Халявин понимал справедливость сказанного. Спустя полгода пребывания в тюрьме, пользуясь неусыпным вниманием начальника, посчитавшего его личным врагом, деревенский мужик здорово изменился. Увидь его сейчас кто-нибудь из односельчан, то вряд ли бы и признал. Из здоровенного, дородного мужчины, способного одним ударом кулака завалить если не быка, то сельского санитара точно, превратился в пародию на самого себя. Бесконечное пребывание в карцере не могло не сказаться самым фатальным образом на его здоровье. И если с психикой у него было все в порядке, унылый и зловещий бетонный мешок никоим образом не повлиял на его рассудок, то с физическим здоровьем, у него было не так хорошо, как прежде. Он изрядно похудел, осунулся, черты лица заострились, под глазами легли круги от голода и постоянного недосыпания, извечных спутников тюремного карцера, довершающих процесс воспитания, наказанного за провинности, заключенного. Халявин, за время, проведенное на зоне, похудел килограммов на 20. И процесс этот будет продолжаться до тех пор, пока он, внемля увещеваниям сокамерников, смирится, и прекратит бессмысленную пикировку с начальником тюрьмы, изобразив видимость приятия и подчинения, надуманным, тупым законам.
Одним из условий заключения, был запрет на встречи с родными, запрет на прием посылок и передач.
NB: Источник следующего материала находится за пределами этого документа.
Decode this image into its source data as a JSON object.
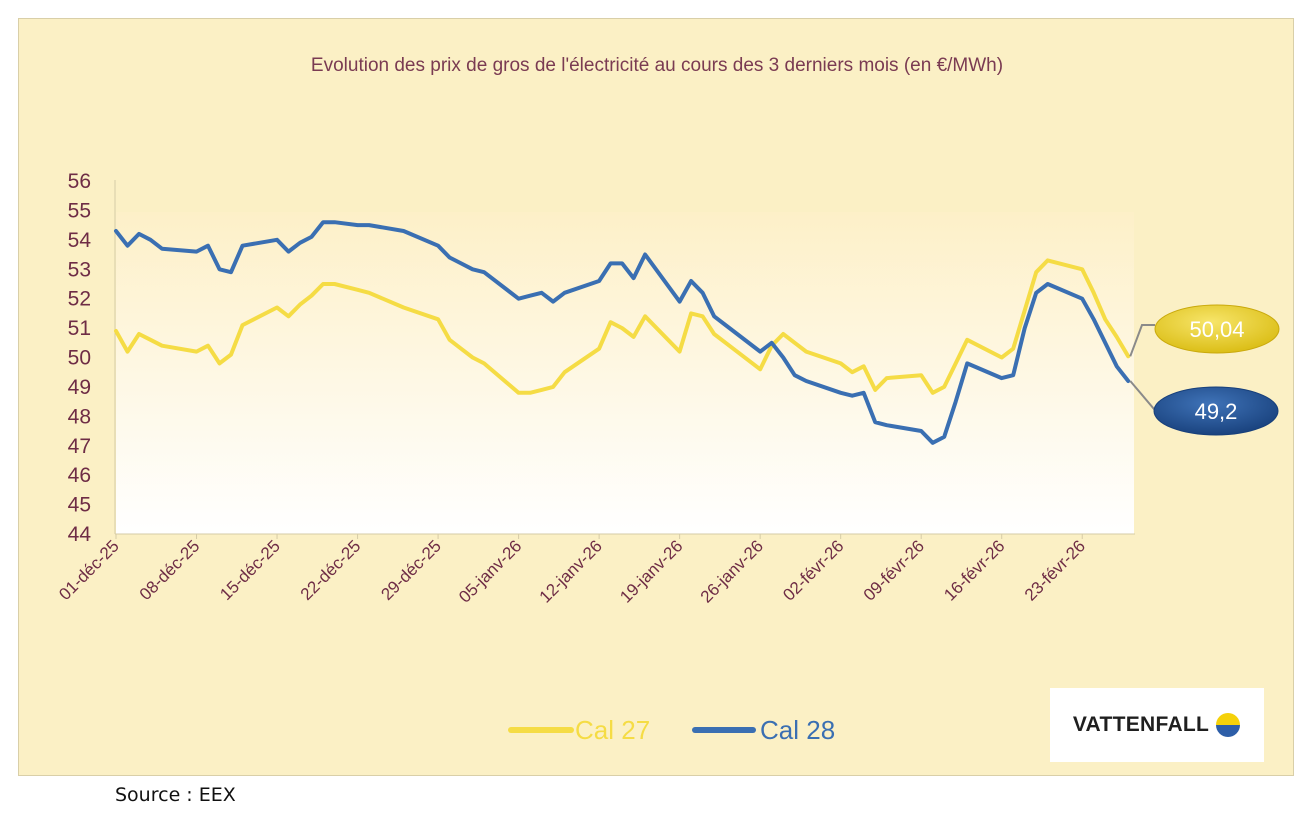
{
  "chart_data": {
    "type": "line",
    "title": "Evolution des prix de gros de l'électricité au cours des 3 derniers mois (en €/MWh)",
    "xlabel": "",
    "ylabel": "",
    "ylim": [
      44,
      56
    ],
    "yticks": [
      44,
      45,
      46,
      47,
      48,
      49,
      50,
      51,
      52,
      53,
      54,
      55,
      56
    ],
    "ytick_labels": [
      "44",
      "45",
      "46",
      "47",
      "48",
      "49",
      "50",
      "51",
      "52",
      "53",
      "54",
      "55",
      "56"
    ],
    "x_day_range": [
      0,
      88.5
    ],
    "xtick_days": [
      0,
      7,
      14,
      21,
      28,
      35,
      42,
      49,
      56,
      63,
      70,
      77,
      84
    ],
    "xtick_labels": [
      "01-déc-25",
      "08-déc-25",
      "15-déc-25",
      "22-déc-25",
      "29-déc-25",
      "05-janv-26",
      "12-janv-26",
      "19-janv-26",
      "26-janv-26",
      "02-févr-26",
      "09-févr-26",
      "16-févr-26",
      "23-févr-26"
    ],
    "grid": false,
    "legend_position": "bottom",
    "x_days": [
      0,
      1,
      2,
      3,
      4,
      7,
      8,
      9,
      10,
      11,
      14,
      15,
      16,
      17,
      18,
      19,
      21,
      22,
      25,
      28,
      29,
      30,
      31,
      32,
      35,
      36,
      37,
      38,
      39,
      42,
      43,
      44,
      45,
      46,
      49,
      50,
      51,
      52,
      53,
      56,
      57,
      58,
      59,
      60,
      63,
      64,
      65,
      66,
      67,
      70,
      71,
      72,
      73,
      74,
      77,
      78,
      79,
      80,
      81,
      84,
      85,
      86,
      87,
      88
    ],
    "series": [
      {
        "name": "Cal 27",
        "color": "#f5dc45",
        "values": [
          50.9,
          50.2,
          50.8,
          50.6,
          50.4,
          50.2,
          50.4,
          49.8,
          50.1,
          51.1,
          51.7,
          51.4,
          51.8,
          52.1,
          52.5,
          52.5,
          52.3,
          52.2,
          51.7,
          51.3,
          50.6,
          50.3,
          50.0,
          49.8,
          48.8,
          48.8,
          48.9,
          49.0,
          49.5,
          50.3,
          51.2,
          51.0,
          50.7,
          51.4,
          50.2,
          51.5,
          51.4,
          50.8,
          50.5,
          49.6,
          50.4,
          50.8,
          50.5,
          50.2,
          49.8,
          49.5,
          49.7,
          48.9,
          49.3,
          49.4,
          48.8,
          49.0,
          49.8,
          50.6,
          50.0,
          50.3,
          51.6,
          52.9,
          53.3,
          53.0,
          52.2,
          51.3,
          50.7,
          50.04
        ]
      },
      {
        "name": "Cal 28",
        "color": "#3a6fb2",
        "values": [
          54.3,
          53.8,
          54.2,
          54.0,
          53.7,
          53.6,
          53.8,
          53.0,
          52.9,
          53.8,
          54.0,
          53.6,
          53.9,
          54.1,
          54.6,
          54.6,
          54.5,
          54.5,
          54.3,
          53.8,
          53.4,
          53.2,
          53.0,
          52.9,
          52.0,
          52.1,
          52.2,
          51.9,
          52.2,
          52.6,
          53.2,
          53.2,
          52.7,
          53.5,
          51.9,
          52.6,
          52.2,
          51.4,
          51.1,
          50.2,
          50.5,
          50.0,
          49.4,
          49.2,
          48.8,
          48.7,
          48.8,
          47.8,
          47.7,
          47.5,
          47.1,
          47.3,
          48.5,
          49.8,
          49.3,
          49.4,
          51.0,
          52.2,
          52.5,
          52.0,
          51.3,
          50.5,
          49.7,
          49.2
        ]
      }
    ],
    "end_labels": [
      "50,04",
      "49,2"
    ]
  },
  "legend": {
    "cal27": "Cal 27",
    "cal28": "Cal 28"
  },
  "logo": {
    "text": "VATTENFALL",
    "colors": {
      "yellow": "#f5d10a",
      "blue": "#2d5ea8"
    }
  },
  "source": "Source : EEX"
}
Оставалась лишь возможность переписки. Чиркнуть пару строк в родное село, получить весточку, написанную корявой стариковской рукой от отца, или красиво выведенные строки, от сына.
Много бы он отдал за то, чтобы увидеть их еще раз, прежде чем умереть. Слишком долго ему оставалось еще сидеть, а рассчитывать на амнистию с его статьей не приходилось. Бесконечные посещения карцера, где он провел больше времени, чем в общей камере, не могли не оставить, своего отпечатка. Отпечаток был налицо. Черт с ними, с потерянными килограммами, это ерунда. Были бы кости, а мясо нарастет, любил говаривать его дед. Страшнее другое. Здоровье от постоянного пребывания в сыром и холодном помещении, голода, недостатка сна, постоянных избиений, было изрядно подорвано. Он понимал, что продлись такая жизнь еще несколько месяцев, и он просто отбросит копыта, на радость этого пидора в погонах, - капитана Шалмина.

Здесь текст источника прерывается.